Nora'nın Kitaplığı : Cumartesi Güncellemeleri #3 - Nisan Ayında Neler Yaptım? Pozitif ve Mutlu!

2 Mayıs 2020 Cumartesi

Cumartesi Güncellemeleri #3 - Nisan Ayında Neler Yaptım? Pozitif ve Mutlu!


Herkese merhaba! Nasılsınız, ev hayatı nasıl gidiyor? Nisan ayı benim için oldukça yoğun bir aydı. Bir yandan uzaktan çalışmaya devam ederken diğer yandan okul, dersler ve sınavlar da devam etti. Ah, o sonu gelmez sınavlar... Evde çalışamadığı için yurda çıkmış birisi olarak okulu evden devam ettirmek bana resmen acı veriyor. Ama iyi yanından bakacak olursak, yol derdi olmadığı için normalden çok daha fazla zaman ayırabiliyorum kendime. Normal zamanda böyle bir fırsatım olmadığı için, şu anın keyfini sürmeye çalışıyorum diyebiliriz. Peki bu ayı iş ve okul görevleri dışında neler yaparak geçirdim?

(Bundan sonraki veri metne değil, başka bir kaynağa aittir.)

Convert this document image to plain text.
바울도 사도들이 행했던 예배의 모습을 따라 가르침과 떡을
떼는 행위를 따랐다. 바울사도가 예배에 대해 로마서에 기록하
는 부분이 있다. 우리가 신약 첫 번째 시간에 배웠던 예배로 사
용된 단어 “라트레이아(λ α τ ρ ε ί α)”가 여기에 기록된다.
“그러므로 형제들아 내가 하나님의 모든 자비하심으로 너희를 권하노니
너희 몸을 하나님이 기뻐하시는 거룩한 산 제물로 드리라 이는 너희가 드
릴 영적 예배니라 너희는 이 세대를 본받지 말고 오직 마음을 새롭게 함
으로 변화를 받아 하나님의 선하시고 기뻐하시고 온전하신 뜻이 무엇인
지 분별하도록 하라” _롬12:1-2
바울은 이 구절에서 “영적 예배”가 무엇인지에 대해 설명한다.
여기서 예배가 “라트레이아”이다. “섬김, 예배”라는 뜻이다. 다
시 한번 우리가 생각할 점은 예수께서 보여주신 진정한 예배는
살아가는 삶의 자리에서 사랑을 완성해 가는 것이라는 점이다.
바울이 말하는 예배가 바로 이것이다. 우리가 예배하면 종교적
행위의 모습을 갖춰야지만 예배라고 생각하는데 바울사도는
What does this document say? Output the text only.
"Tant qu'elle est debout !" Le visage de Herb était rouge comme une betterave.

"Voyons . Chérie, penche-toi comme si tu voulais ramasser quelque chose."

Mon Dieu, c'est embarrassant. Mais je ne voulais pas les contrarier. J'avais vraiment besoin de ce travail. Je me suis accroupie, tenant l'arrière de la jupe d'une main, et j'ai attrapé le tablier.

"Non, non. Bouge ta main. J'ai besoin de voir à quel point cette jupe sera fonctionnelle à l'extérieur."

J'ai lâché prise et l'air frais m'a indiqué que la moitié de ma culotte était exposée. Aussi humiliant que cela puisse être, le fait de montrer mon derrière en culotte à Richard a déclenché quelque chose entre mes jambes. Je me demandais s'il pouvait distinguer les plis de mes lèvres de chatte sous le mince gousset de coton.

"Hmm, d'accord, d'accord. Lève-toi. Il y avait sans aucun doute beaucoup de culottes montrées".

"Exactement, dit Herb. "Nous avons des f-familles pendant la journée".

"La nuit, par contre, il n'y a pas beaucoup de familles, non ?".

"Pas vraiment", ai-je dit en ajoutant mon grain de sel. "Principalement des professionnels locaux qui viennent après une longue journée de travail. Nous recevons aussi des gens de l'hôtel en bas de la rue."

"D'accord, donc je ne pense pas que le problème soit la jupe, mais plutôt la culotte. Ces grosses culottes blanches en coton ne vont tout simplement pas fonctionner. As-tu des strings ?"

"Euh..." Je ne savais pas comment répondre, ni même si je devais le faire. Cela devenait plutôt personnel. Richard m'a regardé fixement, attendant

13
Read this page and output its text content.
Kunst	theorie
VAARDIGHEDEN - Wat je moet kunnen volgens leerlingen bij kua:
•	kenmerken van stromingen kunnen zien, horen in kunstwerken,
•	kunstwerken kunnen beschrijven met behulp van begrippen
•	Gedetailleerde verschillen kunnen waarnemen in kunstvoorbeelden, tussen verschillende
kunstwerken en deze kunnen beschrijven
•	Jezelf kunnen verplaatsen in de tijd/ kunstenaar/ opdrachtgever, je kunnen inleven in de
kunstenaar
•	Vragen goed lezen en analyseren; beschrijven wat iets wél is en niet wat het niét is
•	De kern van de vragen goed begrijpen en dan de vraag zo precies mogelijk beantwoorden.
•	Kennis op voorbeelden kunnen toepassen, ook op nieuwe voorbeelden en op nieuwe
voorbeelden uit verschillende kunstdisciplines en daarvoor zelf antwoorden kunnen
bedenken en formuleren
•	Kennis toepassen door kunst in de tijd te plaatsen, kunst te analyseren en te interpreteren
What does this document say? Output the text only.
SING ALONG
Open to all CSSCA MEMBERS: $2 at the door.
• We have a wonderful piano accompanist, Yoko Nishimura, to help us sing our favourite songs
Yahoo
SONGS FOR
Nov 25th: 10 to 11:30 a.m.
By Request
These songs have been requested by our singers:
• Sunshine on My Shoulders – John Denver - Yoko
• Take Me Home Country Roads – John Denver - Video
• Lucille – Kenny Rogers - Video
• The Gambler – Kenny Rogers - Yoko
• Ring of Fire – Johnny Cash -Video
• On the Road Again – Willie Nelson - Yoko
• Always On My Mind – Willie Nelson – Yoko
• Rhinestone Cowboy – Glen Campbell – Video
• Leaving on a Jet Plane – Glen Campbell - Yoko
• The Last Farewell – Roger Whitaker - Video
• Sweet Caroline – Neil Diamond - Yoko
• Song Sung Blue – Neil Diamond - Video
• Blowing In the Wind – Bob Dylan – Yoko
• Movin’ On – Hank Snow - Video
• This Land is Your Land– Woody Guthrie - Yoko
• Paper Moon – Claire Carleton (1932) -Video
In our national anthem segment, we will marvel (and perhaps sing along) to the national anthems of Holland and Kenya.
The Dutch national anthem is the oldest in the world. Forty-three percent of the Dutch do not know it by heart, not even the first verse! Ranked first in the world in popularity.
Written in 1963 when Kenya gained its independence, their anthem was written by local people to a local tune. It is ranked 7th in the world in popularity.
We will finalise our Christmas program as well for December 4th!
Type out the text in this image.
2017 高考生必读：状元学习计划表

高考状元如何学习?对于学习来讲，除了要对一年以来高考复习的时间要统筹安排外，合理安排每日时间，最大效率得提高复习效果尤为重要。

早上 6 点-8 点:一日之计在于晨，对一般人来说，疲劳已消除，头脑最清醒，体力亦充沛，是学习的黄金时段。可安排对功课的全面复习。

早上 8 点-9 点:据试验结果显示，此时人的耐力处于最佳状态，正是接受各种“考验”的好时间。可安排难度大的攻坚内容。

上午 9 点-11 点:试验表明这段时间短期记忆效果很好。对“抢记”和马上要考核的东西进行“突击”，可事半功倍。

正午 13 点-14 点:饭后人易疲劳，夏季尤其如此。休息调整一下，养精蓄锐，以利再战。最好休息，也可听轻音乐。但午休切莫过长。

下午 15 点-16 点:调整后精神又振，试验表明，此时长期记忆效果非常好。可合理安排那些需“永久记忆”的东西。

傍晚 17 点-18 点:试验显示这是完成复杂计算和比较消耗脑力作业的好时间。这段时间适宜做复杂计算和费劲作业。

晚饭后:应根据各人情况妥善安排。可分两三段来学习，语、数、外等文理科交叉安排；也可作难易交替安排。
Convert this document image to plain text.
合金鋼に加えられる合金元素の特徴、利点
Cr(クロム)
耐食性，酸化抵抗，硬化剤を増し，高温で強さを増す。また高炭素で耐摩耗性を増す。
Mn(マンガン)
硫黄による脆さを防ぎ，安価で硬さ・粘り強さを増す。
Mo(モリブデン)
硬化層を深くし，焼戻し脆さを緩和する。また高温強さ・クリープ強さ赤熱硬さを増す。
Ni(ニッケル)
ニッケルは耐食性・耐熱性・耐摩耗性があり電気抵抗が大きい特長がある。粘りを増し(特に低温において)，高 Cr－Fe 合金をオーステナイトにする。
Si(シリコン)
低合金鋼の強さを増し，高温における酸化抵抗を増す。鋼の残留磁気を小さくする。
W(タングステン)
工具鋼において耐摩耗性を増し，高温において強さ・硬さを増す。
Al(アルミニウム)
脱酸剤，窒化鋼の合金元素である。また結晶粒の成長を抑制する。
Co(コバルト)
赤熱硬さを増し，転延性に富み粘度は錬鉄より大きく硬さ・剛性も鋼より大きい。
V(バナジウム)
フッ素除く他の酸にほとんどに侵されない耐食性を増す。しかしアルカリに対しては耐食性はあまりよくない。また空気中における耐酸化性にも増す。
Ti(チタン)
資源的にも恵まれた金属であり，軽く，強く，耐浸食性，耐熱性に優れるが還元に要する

Kendime Özen Gösteriyorum!

Komik bir başlık gibi dursa da, aslında bu karantina dönemi bu açıdan bizlere verilmiş inanılmaz bir fırsat. Hayatın yoğunluğu ve karmaşası içerisinde dönüp kendimize bakmaya, kendimizi değerlendirmeye veya hayatımız üstüne düşünmeye pek vaktimiz olmuyor. Bu süreçte ise ister istemez düşünmeye başladım: Hayatımdan ne kadar memnunum? İstediğim nelere sahip değilim? İstediklerime sahip olmak için neler yapabilirim? 

I am important too… | Treatmesweetlie

Uzun zamandır, hayattaki nihai amacımın mutluluğa ulaşmak olduğu ve para ve başarının aslında sadece beni mutlu eden şeyleri yapmak için birer araç olduğu üzerine düşünüyordum zaten. Fakat gözden kaçırdığım şey ise hayatımda beni mutsuz eden ögelerin varlığıydı. Bir cesaret, bunları hayatımdan çıkarmaya karar verdiğim günden beri kendimi hafiflemiş ve mutlu hissediyorum. 

Aslında düşünmeye cesaret edemediğim şeyleri düşünmemde eve almaya cesaret edemediğim kararları almamda hayatıma yeni giren iki şeyin çok faydası dokundu diyebilirim.

1. Yoga

Not: Burada Asana yani pozlardan oluşan yogadan bahsediyorum. Çok bilgisi olmayanlar için, fiziksel bir uygulama, bir çeşit spor diyebiliriz. Zihinsel ve ruhsal boyutu şu anlık benim için meditasyona dayanıyor, henüz meditasyon içeren bir yoga pratiği yapma şansım olmadı.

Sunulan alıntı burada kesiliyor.